We don't need to be afraid of technology, but rather embrace it. Mr. McClung says that technology is essential to living in our "microwave" society of today. We shouldn't become overwhelmed with it and want to give up all at once. It takes time to master, but once we do, it will be well worth the headache that we went through. The last advice that he gave us was to never stop learning. We should always want to get better and grow as professional educators.
I really learned a lot from Mr. McClung's first blog post. I only hope that I can come away with that much knowledge and understanding after only my first year of teaching. I know that the first couple of years are going to be challenging and I am going to want to give up numerous times, but Mr. McClung has helped remind me that I will not be in this alone and that the price will be well worth it when my students leave my class well prepared for what lies ahead of them in the future.
At The Teacher's Desk - What I've Learned This Year (2010-2011)
The second post I read was a reflection of Mr. McClung's third year of teaching. There were a lot of firsts for him this year. It was his first year to teach at the same school for more than a year, he experienced being a head coach, coached cross-country, and taught computer applications. All of these firsts led to many valuable experiences that he was able to learn from.
He says that we should know who our boss is. We shouldn't worry too much about trying to please everyone on a daily basis because it becomes very easy to get wrapped up in what people think of us. This one is hard for me because I have always been a people pleaser; I hate for anyone to be upset with me. If we try to please everyone, the people that matter the most will get left out, our students. Mr. McClung also states that we need to leave behind what is going on in our professional and personal lives in order to give our students our complete attention and the education experience that they deserve.
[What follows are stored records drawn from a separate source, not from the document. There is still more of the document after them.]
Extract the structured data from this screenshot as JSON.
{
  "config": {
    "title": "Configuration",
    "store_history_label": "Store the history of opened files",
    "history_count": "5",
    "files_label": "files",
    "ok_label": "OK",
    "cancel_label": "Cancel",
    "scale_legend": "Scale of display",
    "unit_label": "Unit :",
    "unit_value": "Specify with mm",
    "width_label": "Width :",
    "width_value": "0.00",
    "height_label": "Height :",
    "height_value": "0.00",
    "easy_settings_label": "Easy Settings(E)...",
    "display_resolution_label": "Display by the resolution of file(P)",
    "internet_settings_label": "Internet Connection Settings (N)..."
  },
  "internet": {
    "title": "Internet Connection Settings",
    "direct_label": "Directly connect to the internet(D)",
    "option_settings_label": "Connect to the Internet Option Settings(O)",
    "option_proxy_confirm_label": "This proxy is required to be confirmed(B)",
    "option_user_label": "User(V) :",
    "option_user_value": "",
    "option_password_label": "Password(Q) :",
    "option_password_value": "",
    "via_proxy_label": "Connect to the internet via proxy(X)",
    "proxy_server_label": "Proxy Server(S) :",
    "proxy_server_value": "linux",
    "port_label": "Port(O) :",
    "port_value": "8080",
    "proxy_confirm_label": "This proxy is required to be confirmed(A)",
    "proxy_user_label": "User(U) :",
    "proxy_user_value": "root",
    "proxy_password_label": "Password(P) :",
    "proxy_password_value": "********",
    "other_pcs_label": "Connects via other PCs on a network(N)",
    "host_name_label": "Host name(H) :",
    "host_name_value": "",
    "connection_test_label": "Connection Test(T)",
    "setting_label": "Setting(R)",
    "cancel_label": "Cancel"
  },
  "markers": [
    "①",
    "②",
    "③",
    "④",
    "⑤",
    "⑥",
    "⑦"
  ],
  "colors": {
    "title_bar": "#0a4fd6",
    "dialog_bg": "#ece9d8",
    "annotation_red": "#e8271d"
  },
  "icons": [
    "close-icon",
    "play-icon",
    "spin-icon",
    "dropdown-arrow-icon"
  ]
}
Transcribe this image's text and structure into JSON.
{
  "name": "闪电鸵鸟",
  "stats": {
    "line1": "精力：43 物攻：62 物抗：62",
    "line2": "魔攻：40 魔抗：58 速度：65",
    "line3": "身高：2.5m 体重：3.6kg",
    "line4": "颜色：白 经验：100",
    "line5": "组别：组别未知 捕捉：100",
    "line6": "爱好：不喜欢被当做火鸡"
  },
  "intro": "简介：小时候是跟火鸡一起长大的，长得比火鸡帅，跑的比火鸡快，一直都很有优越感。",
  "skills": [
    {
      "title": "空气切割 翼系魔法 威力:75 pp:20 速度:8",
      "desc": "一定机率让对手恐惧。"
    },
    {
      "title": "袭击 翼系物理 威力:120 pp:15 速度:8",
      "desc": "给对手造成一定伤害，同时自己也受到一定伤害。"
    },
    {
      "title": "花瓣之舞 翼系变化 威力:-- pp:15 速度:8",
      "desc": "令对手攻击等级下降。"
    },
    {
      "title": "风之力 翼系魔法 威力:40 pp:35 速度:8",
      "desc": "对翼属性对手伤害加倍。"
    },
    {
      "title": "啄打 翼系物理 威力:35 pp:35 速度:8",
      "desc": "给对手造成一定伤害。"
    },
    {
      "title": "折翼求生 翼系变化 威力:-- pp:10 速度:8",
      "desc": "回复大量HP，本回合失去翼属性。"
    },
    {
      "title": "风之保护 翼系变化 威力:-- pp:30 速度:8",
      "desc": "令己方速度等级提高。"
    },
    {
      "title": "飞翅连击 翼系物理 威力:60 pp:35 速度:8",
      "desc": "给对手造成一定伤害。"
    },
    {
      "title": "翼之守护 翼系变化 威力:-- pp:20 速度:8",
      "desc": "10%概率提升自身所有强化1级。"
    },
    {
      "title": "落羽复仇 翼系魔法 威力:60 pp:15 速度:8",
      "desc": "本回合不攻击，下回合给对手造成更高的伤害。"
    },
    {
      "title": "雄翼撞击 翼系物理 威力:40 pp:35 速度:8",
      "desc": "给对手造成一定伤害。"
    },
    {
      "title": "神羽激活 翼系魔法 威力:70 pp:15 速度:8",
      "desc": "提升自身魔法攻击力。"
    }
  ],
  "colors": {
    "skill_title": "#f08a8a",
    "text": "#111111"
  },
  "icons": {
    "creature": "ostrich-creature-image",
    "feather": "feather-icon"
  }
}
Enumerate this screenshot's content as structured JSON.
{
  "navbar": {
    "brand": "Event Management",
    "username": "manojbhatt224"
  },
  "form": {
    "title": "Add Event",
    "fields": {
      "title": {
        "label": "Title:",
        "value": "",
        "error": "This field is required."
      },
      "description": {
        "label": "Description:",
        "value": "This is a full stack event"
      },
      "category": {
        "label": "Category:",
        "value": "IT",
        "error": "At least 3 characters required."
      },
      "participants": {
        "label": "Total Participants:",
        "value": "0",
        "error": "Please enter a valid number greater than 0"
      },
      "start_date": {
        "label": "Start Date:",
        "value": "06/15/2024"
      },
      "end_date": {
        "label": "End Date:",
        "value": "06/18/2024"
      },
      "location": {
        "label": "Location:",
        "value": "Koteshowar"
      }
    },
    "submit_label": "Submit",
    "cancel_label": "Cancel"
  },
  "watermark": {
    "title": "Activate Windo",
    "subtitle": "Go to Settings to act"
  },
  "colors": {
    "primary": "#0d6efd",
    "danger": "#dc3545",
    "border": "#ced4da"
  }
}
We shouldn't expect others to be as excited about change as we are, and we can't be afraid to be an outsider. Sometimes being optimistic can create barriers in the teaching profession because some teachers don't like change and therefore, are not willing to give new ideas a chance. Mr. McClung tells us that we cannot let others down our excitement and joy that we get from teaching or anything else in life. You can't let others steer you away from what you enjoy about teaching; never let your light burn out. He also says that in order to stay true to ourselves and to not fall in line with the rest of the crowd, we cannot be afraid of being called an outsider. It's better, and more beneficial to be an outsider and to focus on our students rather than seeking approval from other teachers.
The last thing that Mr. McClung left us with is to not get comfortable. He says that our biggest fear as teachers should be becoming comfortable. In order to not become too comfortable as the years pass by and we gain teaching experience, we need to alter our lesson plans and how we teach. We should add new things into our agenda that we've never done or taught before. We should always want to keep moving our professional careers forward and to be active in education, willing to be 'movers and shakers' and ready for the changes needed in our schools.
Not only does Mr. McClung offer great advice about teaching, he also gives advice about life in general. We have to be willing to put everything else in our lives aside when we are in our classrooms teaching our students because they should always be our number one priority. Mr. McClung has made me even more eager to start teaching so that I can start sharing advice with future educators after me, and to begin to have an impact in students' lives.